Another five hour bus journey from Fez, through green hills and wooded mountains brought me to Tetouan, a town mostly visited by tourists for the nearby beaches as far as I can tell. I’d not been able to identify any hostels here online so decided to turn up and trust to luck, going for a pricier hotel if necessary. I’d remembered the approximate layout of the area close to the medina and could tell which way I needed to go (up hill unfortunately) from the bus station. I looked along nearby streets and saw a couple of scummy looking buildings with a hotel sign. I went into one and enquired about the price – about £4.50. I asked to see the room, which was cell-like and lit by a bare light bulb, but nothing visibly scuttled when the light was switched on, so I decided to go for it.
I went for a wander around town, saw a bit of the medina, got a little lost, found my way out again and then ducked into a cafe for tea to avoid a demonstration. The Foreign Office advice is to keep away from any trouble so I do, even though the demonstrations I’ve seen here are, I’m told, young people complaining about lack of jobs, rather than political reform or objecting to wider world issues.

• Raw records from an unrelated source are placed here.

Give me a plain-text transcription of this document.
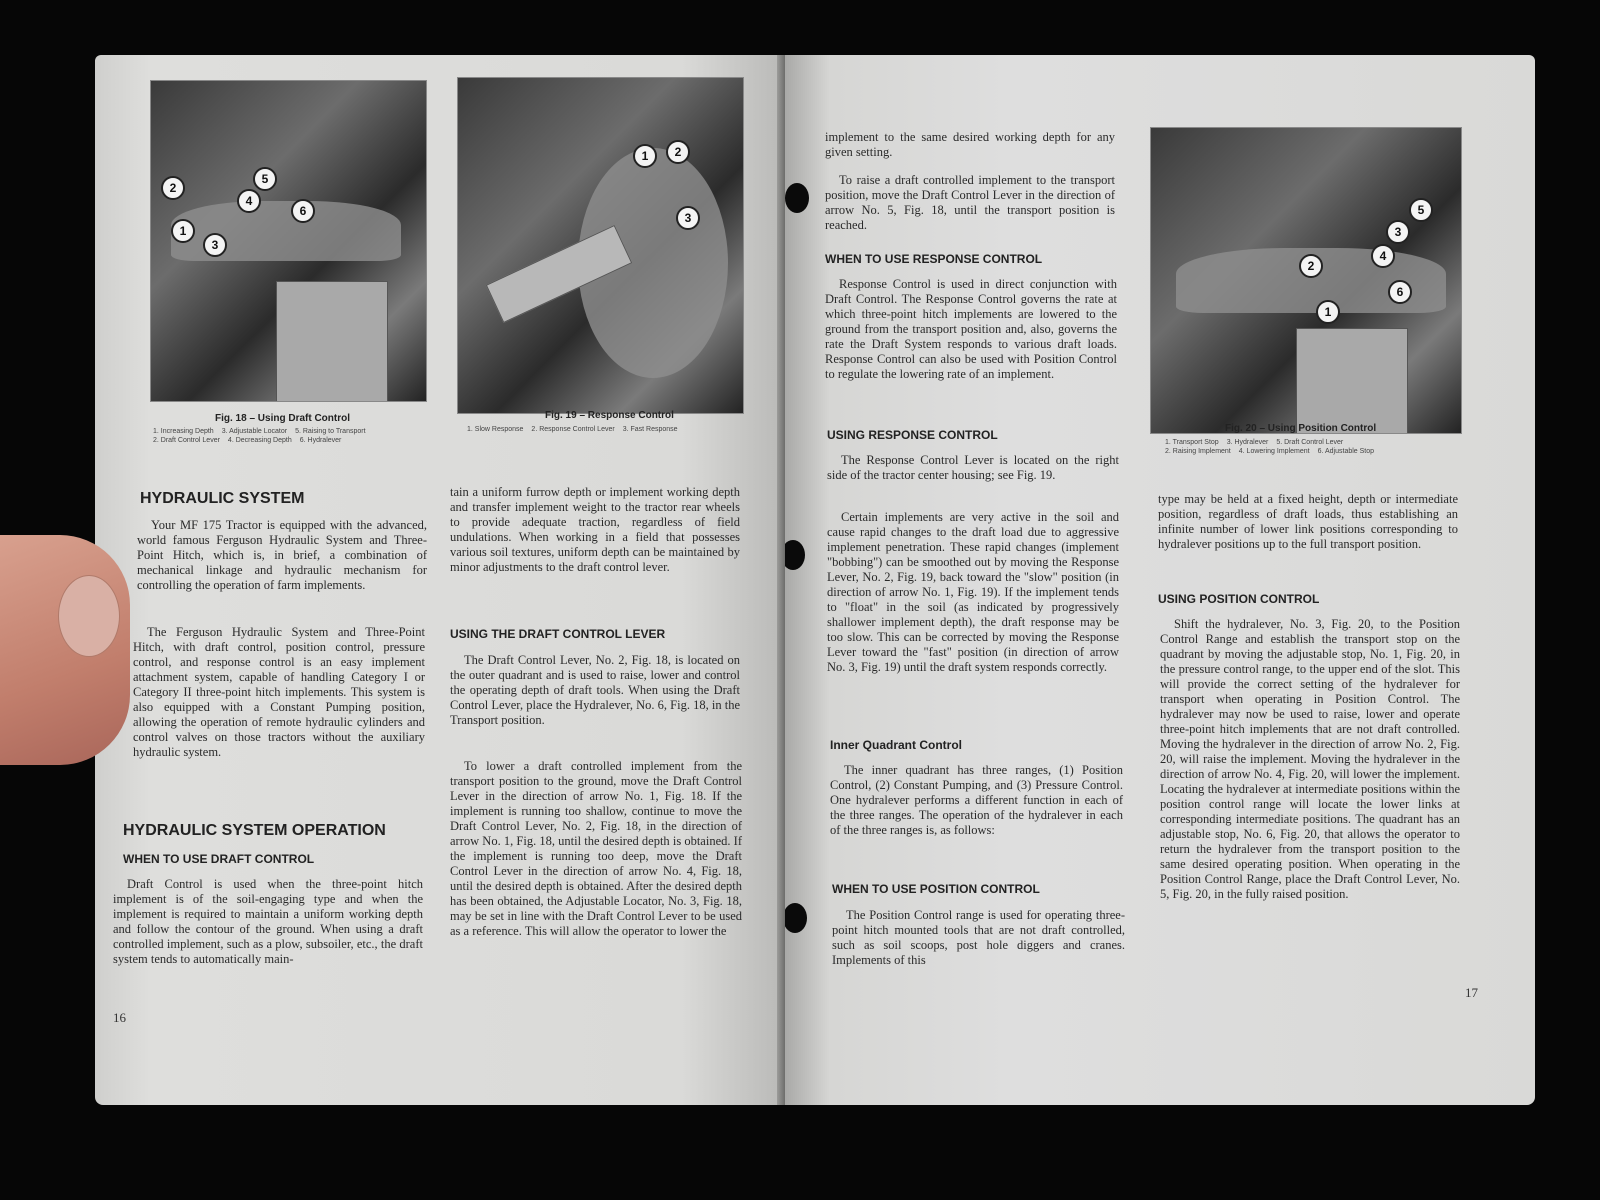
1
2
3
4
5
6
Fig. 18 – Using Draft Control
1. Increasing Depth 3. Adjustable Locator 5. Raising to Transport
2. Draft Control Lever 4. Decreasing Depth 6. Hydralever
1	2
3
Fig. 19 – Response Control
1. Slow Response 2. Response Control Lever 3. Fast Response
HYDRAULIC SYSTEM

Your MF 175 Tractor is equipped with the advanced, world famous Ferguson Hydraulic System and Three-Point Hitch, which is, in brief, a combination of mechanical linkage and hydraulic mechanism for controlling the operation of farm implements.

The Ferguson Hydraulic System and Three-Point Hitch, with draft control, position control, pressure control, and response control is an easy implement attachment system, capable of handling Category I or Category II three-point hitch implements. This system is also equipped with a Constant Pumping position, allowing the operation of remote hydraulic cylinders and control valves on those tractors without the auxiliary hydraulic system.

HYDRAULIC SYSTEM OPERATION
WHEN TO USE DRAFT CONTROL

Draft Control is used when the three-point hitch implement is of the soil-engaging type and when the implement is required to maintain a uniform working depth and follow the contour of the ground. When using a draft controlled implement, such as a plow, subsoiler, etc., the draft system tends to automatically main-

16

tain a uniform furrow depth or implement working depth and transfer implement weight to the tractor rear wheels to provide adequate traction, regardless of field undulations. When working in a field that possesses various soil textures, uniform depth can be maintained by minor adjustments to the draft control lever.

USING THE DRAFT CONTROL LEVER

The Draft Control Lever, No. 2, Fig. 18, is located on the outer quadrant and is used to raise, lower and control the operating depth of draft tools. When using the Draft Control Lever, place the Hydralever, No. 6, Fig. 18, in the Transport position.

To lower a draft controlled implement from the transport position to the ground, move the Draft Control Lever in the direction of arrow No. 1, Fig. 18. If the implement is running too shallow, continue to move the Draft Control Lever, No. 2, Fig. 18, in the direction of arrow No. 1, Fig. 18, until the desired depth is obtained. If the implement is running too deep, move the Draft Control Lever in the direction of arrow No. 4, Fig. 18, until the desired depth is obtained. After the desired depth has been obtained, the Adjustable Locator, No. 3, Fig. 18, may be set in line with the Draft Control Lever to be used as a reference. This will allow the operator to lower the

implement to the same desired working depth for any given setting.

To raise a draft controlled implement to the transport position, move the Draft Control Lever in the direction of arrow No. 5, Fig. 18, until the transport position is reached.

WHEN TO USE RESPONSE CONTROL

Response Control is used in direct conjunction with Draft Control. The Response Control governs the rate at which three-point hitch implements are lowered to the ground from the transport position and, also, governs the rate the Draft System responds to various draft loads. Response Control can also be used with Position Control to regulate the lowering rate of an implement.

USING RESPONSE CONTROL

The Response Control Lever is located on the right side of the tractor center housing; see Fig. 19.

Certain implements are very active in the soil and cause rapid changes to the draft load due to aggressive implement penetration. These rapid changes (implement "bobbing") can be smoothed out by moving the Response Lever, No. 2, Fig. 19, back toward the "slow" position (in direction of arrow No. 1, Fig. 19). If the implement tends to "float" in the soil (as indicated by progressively shallower implement depth), the draft response may be too slow. This can be corrected by moving the Response Lever toward the "fast" position (in direction of arrow No. 3, Fig. 19) until the draft system responds correctly.

Inner Quadrant Control

The inner quadrant has three ranges, (1) Position Control, (2) Constant Pumping, and (3) Pressure Control. One hydralever performs a different function in each of the three ranges. The operation of the hydralever in each of the three ranges is, as follows:

WHEN TO USE POSITION CONTROL

The Position Control range is used for operating three-point hitch mounted tools that are not draft controlled, such as soil scoops, post hole diggers and cranes. Implements of this

1
2
3
4
5
6
Fig. 20 – Using Position Control
1. Transport Stop 3. Hydralever 5. Draft Control Lever
2. Raising Implement 4. Lowering Implement 6. Adjustable Stop

type may be held at a fixed height, depth or intermediate position, regardless of draft loads, thus establishing an infinite number of lower link positions corresponding to hydralever positions up to the full transport position.

USING POSITION CONTROL

Shift the hydralever, No. 3, Fig. 20, to the Position Control Range and establish the transport stop on the quadrant by moving the adjustable stop, No. 1, Fig. 20, in the pressure control range, to the upper end of the slot. This will provide the correct setting of the hydralever for transport when operating in Position Control. The hydralever may now be used to raise, lower and operate three-point hitch implements that are not draft controlled. Moving the hydralever in the direction of arrow No. 2, Fig. 20, will raise the implement. Moving the hydralever in the direction of arrow No. 4, Fig. 20, will lower the implement. Locating the hydralever at intermediate positions within the position control range will locate the lower links at corresponding intermediate positions. The quadrant has an adjustable stop, No. 6, Fig. 20, that allows the operator to return the hydralever from the transport position to the same desired operating position. When operating in the Position Control Range, place the Draft Control Lever, No. 5, Fig. 20, in the fully raised position.

17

I was concerned that, not staying anywhere with wifi and not having had the sense to swot up in Fez, I might be missing a key part of the heritage site. So I found a tiny cyber cafe (not an actual cafe though – just computers for 5 Dirham an hour, about 45p) to check the UN website. The keyboard was dual arabic and roman but was not a completely QUERTY layout – some letters were in slightly different places, I couldn’t find some punctuation and had to ask for help for the @ symbol. I’m glad I checked – it turned out that the fortifying walls I’d seen early by street market were facing the opposite way to my assumptions – that is I was outside them rather than inside. As my bus to Tangier wasn’t until 2.45pm the next day, I still had time to see what I’d missed.